There are several interesting points to highlight in this text. The first is the fact that the entire story of Theodore McCarrick is said to begin in September 2017, with the opening of the judiciary case (on the part of the civil law) against the cardinal and the consequent notification sent to the Vatican from the Archdiocese of New York – almost as if to give the impression that as soon as something was known, action was taken. The central point of the McCarrick story is precisely this: that many people knew for many years, including people in the Vatican, as Archbishop Viganò testified. But the victims were not minors, and as a result, the civil law was not called into the matter, and so… [nothing happened]. The words of Cardinal Maradiaga, a close adviser of the pope, are indicative of this attitude, when he spoke in a recent interview of “something of the private order” and of a “fact of an administrative nature” in relation to the sexual aggressions committed against seminarians and young priests on the part of “Uncle Teddy.”

“In due course” – that is, we don’t know when – the results of the investigation on McCarrick will be made known, and it will be completed “with a further thorough study of the entire documentation present in the Archives of the Dicasteries and Offices of the Holy See” on the ex-cardinal. The statement declares that the relevant facts will be placed “in their historical context and evaluated objectively.” One wonders what a prudential phrase of this sort means. Perhaps we can find the explanation in the phrase immediately following: “The Holy See is conscious that, from the examination of the facts and of the circumstances, it may emerge that choices were taken that would not be consonant with a contemporary approach to such issues.”
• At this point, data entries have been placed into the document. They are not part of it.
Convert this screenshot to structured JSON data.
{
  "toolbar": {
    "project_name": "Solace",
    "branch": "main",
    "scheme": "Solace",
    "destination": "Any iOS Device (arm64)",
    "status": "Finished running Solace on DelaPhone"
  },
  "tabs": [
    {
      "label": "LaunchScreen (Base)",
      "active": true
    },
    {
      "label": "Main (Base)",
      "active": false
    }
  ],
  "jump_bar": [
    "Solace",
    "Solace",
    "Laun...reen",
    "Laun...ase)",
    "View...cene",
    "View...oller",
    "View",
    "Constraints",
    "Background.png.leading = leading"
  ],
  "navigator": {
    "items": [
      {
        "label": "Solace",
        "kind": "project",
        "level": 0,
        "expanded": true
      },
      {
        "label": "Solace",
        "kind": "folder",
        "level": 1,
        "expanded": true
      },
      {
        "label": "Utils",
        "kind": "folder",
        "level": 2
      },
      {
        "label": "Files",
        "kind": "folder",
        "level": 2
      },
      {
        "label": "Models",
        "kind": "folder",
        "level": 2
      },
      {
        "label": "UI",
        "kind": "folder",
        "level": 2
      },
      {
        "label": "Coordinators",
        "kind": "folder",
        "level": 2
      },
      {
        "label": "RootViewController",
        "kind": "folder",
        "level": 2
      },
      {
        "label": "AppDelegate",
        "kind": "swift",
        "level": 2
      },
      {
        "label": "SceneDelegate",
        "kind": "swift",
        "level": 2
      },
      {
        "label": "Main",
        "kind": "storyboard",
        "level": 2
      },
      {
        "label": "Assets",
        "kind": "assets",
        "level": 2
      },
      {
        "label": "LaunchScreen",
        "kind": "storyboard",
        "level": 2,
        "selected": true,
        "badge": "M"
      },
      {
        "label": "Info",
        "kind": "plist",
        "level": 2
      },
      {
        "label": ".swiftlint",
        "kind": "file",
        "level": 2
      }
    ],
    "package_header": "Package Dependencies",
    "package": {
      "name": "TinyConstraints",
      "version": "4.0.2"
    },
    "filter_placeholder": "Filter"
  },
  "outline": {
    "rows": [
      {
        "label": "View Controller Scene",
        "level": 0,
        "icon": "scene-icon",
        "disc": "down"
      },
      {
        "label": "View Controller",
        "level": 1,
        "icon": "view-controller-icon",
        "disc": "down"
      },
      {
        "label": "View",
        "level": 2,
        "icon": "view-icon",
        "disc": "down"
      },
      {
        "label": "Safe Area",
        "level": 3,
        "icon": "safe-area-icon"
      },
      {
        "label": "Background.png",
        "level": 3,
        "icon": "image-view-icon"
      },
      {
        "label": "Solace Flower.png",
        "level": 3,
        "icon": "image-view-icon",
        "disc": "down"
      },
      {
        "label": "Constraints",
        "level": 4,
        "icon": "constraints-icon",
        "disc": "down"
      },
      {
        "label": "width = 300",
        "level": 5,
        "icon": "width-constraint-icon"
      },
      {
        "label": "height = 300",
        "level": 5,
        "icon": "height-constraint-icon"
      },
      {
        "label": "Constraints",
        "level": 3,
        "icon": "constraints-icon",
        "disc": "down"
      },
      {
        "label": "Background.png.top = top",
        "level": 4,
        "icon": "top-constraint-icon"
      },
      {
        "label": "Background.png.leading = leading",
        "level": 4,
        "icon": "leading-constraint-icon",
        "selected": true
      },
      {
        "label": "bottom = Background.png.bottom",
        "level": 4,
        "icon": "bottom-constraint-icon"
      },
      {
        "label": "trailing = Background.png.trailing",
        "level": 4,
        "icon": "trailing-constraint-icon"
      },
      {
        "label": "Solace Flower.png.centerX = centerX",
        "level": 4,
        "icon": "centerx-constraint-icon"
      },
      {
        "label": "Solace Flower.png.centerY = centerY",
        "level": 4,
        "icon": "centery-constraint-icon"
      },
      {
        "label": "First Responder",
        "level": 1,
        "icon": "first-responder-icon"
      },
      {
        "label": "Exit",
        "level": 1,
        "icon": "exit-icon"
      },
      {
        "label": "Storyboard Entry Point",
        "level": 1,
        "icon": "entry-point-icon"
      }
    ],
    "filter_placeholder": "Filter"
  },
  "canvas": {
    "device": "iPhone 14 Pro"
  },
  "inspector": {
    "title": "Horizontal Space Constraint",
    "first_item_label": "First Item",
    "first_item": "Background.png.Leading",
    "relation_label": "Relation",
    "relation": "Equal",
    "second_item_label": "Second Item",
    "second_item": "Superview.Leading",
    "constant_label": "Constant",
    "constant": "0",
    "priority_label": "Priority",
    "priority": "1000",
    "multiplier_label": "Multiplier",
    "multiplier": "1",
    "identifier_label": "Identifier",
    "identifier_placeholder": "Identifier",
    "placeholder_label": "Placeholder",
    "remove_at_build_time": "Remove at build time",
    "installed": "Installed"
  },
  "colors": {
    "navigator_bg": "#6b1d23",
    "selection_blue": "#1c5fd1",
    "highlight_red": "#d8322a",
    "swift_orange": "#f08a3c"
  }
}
We may be wrong, but the first thing we thought was: In the ’70s, ’80s, and ’90s, was a cardinal taking seminarians and young priests to bed part of the approach of the times, which is only now judged to be inappropriate? And likewise, since today’s approach is not like that of “back then,” is it now necessary for us to be understanding about silences and cover-ups, historicizing them? We hope we are mistaken, but we cannot see any other logical explanation for using such a phrase other than initiating an attempt to protect complicity and silence.

Abuse and its cover-up were already not tolerated during the time that Archbishop Viganò worked in the Secretariat of State, and in fact, he wrote for his superiors Cardinals Sodano and Sandri a series of recommendations for the punishment of McCarrick. If he did that, and was able to do it, it is because already at that time, such behavior was reprehensible and deserving of immediate punishment.

The statement then speaks of the meeting in February 2019 of all of the heads of the bishops’ conferences to deal with the problem of abuse. More than forty days have passed since the publication of the first testimony of Archbishop Viganò. This is the first document from the Holy See that, without referring to the ex-nuncio, affirms the intention of concerning itself with the McCarrick case. The impression we get from it is a weak and intentionally slow response. If documents exist – as they most certainly do – on the ex-cardinal at the Congregation for Bishops and at the Secretariat of State, in forty days, has there not been time and ample opportunity to organize a concrete and precise response to the accusations of Viganò? It does not seem very credible.

So why postpone releasing the results of this investigation to a future unspecified time? And all the while, the central question still remains unanswered – and here there is no need to go rummaging in the archives. Is it true or not that on June 23, 2013, the then-nuncio of the USA clearly told the pope who McCarrick was and what he had done and why Benedict XVI had sanctioned him? There is no trace of this in the statement, but it is the large, dramatic, unresolved knot.